I ask because I am comparing my CNVpytor calls with the results from this paper, and the CN calls are highly discordant.

arpanda commented 7 months ago

We have an example for the K562 in the cnvpytor manuscript (supplymentary figure S1). In that figure, the normalization is applied based on the bimodal hypothesis (sum of two gaussion distributions with ratio of mean values equal to 2, related to copy numbers 2 and 4 ).

The implementation is hard coded and let you know once we add a user option to enable it through command line.

If you want to unlock option by changing the code, you can remove False and in line of file root.py, under implementation of the caller function you are using :

bim = fit_bimodal(bins[:-1], hist)
if False and bim is not None:

Thank you, Arijit

7ehuang commented 7 months ago

We have an example for the K562 in the cnvpytor manuscript (supplymentary figure S1). In that figure, the normalization is applied based on the bimodal hypothesis (sum of two gaussion distributions with ratio of mean values equal to 2, related to copy numbers 2 and 4 ).

The implementation is hard coded and let you know once we add a user option to enable it through command line.

If you want to unlock option by changing the code, you can remove False and in line of file root.py, under implementation of the caller function you are using :

bim = fit_bimodal(bins[:-1], hist)
if False and bim is not None:

Thank you, Arijit

Thank you for your reply! Does this mean that by default (i.e. without making the changes to the code that you suggested), the normalization is not based on the bimodal hypothesis?

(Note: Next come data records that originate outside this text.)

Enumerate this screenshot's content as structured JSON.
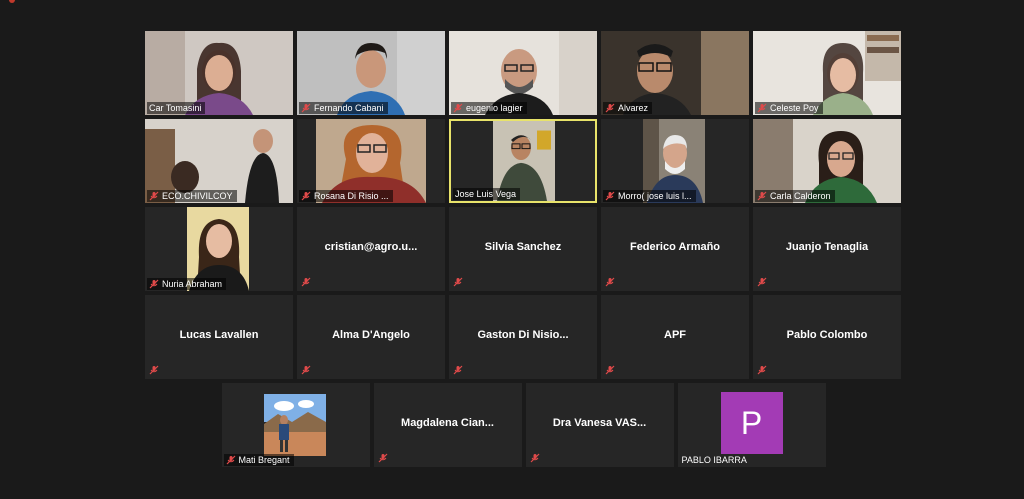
{
  "participants": [
    {
      "name": "Car Tomasini",
      "muted": false,
      "video": true
    },
    {
      "name": "Fernando Cabani",
      "muted": true,
      "video": true
    },
    {
      "name": "eugenio lagier",
      "muted": true,
      "video": true
    },
    {
      "name": "Alvarez",
      "muted": true,
      "video": true
    },
    {
      "name": "Celeste Poy",
      "muted": true,
      "video": true
    },
    {
      "name": "ECO.CHIVILCOY",
      "muted": true,
      "video": true
    },
    {
      "name": "Rosana Di Risio ...",
      "muted": true,
      "video": true
    },
    {
      "name": "Jose Luis Vega",
      "muted": false,
      "video": true,
      "speaking": true
    },
    {
      "name": "Morro( jose luis l...",
      "muted": true,
      "video": true
    },
    {
      "name": "Carla Calderon",
      "muted": true,
      "video": true
    },
    {
      "name": "Nuria Abraham",
      "muted": true,
      "video": true
    },
    {
      "name": "cristian@agro.u...",
      "muted": true,
      "video": false
    },
    {
      "name": "Silvia Sanchez",
      "muted": true,
      "video": false
    },
    {
      "name": "Federico Armaño",
      "muted": true,
      "video": false
    },
    {
      "name": "Juanjo Tenaglia",
      "muted": true,
      "video": false
    },
    {
      "name": "Lucas Lavallen",
      "muted": true,
      "video": false
    },
    {
      "name": "Alma D'Angelo",
      "muted": true,
      "video": false
    },
    {
      "name": "Gaston Di Nisio...",
      "muted": true,
      "video": false
    },
    {
      "name": "APF",
      "muted": true,
      "video": false
    },
    {
      "name": "Pablo Colombo",
      "muted": true,
      "video": false
    },
    {
      "name": "Mati Bregant",
      "muted": true,
      "video": true
    },
    {
      "name": "Magdalena Cian...",
      "muted": true,
      "video": false
    },
    {
      "name": "Dra Vanesa VAS...",
      "muted": true,
      "video": false
    },
    {
      "name": "PABLO IBARRA",
      "muted": false,
      "video": false,
      "avatar_letter": "P",
      "avatar_color": "#a33bb5"
    }
  ],
  "colors": {
    "background": "#1a1a1a",
    "tile": "#262626",
    "speaking_border": "#e8e36a",
    "mute_red": "#c0392b"
  }
}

Just to clarify, are the results from the manuscript based on the default mean-shift caller or the joint caller?

arpanda commented 7 months ago

Yes, the default is not set for the bimodal hypothesis as you can see the false is hard coded in the code.

The mean shift caller has the limitation that its based on read depth only. For the supplementary figure S1, the normalization is based on joint caller.

-Arijit